Penyediaan energi yang ramah lingkungan dan berkelanjutan tertuang pada Rencana Pembangunan Jangka Menengah Nasional (RPJMN) dan Rencana Umum Energi Nasional (RUEN). Bauran energi harus direncanakan agar semua potensi energi di Indonesia termanfaatkan maksimal, tentu saja rencana ini bertujuan untuk pengurangan pemakaian energi fosil dan menggenjot pemakaian energi baru terbarukan (EBT) agar skenario Indonesia Sejahtera menuju ekonomi rendah karbon dengan target nol karbon dapat tercapai setelah tahun 2050.

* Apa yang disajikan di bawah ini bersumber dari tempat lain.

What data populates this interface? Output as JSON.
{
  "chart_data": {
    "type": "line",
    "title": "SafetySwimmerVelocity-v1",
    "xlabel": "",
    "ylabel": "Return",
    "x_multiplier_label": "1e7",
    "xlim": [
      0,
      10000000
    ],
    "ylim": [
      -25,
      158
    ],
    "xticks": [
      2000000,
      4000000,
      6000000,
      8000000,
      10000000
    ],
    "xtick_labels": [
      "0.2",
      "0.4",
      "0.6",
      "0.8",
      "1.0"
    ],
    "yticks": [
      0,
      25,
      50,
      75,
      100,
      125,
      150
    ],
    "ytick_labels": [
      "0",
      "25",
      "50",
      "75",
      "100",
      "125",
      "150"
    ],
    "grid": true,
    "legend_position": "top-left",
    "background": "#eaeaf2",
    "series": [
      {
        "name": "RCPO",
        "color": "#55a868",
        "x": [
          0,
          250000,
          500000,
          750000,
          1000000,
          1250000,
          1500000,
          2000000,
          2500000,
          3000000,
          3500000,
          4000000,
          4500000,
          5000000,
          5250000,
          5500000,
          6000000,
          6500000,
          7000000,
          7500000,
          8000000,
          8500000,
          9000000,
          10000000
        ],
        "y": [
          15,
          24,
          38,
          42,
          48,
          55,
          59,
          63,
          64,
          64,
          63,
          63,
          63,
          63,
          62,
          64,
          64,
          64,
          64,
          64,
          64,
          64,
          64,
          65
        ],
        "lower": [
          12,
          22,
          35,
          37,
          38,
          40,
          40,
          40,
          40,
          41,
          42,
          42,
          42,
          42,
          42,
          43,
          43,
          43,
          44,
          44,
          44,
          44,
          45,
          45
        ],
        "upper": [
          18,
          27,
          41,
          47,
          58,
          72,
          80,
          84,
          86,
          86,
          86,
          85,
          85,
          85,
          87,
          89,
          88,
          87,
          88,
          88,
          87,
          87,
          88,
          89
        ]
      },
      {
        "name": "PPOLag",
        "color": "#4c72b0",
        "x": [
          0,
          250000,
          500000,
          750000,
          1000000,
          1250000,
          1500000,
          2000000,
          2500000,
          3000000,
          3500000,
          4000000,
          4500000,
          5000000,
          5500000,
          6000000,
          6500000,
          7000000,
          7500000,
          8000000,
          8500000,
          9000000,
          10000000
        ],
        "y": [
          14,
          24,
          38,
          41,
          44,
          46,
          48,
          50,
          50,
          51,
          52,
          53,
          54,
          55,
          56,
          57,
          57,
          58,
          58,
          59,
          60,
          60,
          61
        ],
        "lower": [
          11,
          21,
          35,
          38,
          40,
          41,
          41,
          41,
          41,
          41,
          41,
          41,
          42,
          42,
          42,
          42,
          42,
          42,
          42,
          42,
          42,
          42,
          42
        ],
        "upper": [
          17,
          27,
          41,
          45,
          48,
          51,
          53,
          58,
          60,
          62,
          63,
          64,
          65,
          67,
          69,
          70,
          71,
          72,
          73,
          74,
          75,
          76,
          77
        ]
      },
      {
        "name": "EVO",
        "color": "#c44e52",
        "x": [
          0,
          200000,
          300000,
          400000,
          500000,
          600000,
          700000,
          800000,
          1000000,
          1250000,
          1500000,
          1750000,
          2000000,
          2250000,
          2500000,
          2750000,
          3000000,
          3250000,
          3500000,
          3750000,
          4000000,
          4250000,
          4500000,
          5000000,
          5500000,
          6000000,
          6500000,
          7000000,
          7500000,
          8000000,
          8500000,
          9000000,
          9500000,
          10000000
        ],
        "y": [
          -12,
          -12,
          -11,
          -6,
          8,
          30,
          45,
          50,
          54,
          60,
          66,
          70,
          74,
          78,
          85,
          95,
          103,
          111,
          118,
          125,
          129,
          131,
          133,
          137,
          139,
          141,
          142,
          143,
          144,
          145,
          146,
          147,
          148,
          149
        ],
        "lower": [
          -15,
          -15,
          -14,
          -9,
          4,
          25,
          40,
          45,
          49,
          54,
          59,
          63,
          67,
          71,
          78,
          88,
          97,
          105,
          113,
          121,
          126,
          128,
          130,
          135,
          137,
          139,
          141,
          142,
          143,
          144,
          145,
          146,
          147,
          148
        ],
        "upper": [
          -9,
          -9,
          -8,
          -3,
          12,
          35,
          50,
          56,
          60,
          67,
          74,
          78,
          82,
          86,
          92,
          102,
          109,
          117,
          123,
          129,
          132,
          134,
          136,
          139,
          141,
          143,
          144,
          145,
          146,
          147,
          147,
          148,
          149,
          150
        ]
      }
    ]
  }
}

Definisi energi ramah lingkungan berkelanjutan dan implementasinya perlu dikaji kembali untuk menentukan energi transisi menggantikan energi fosil di Indonesia. Hal yang perlu ditegaskan mengenai energi ramah lingkungan adalah sebagai berikut.
- Energi ramah lingkungan harus rendah emisi gas ruang kaca (GRK) baik emisi dari proses penambangan, pengangkutan, saat beroperasi dan emisi total siklus operasi.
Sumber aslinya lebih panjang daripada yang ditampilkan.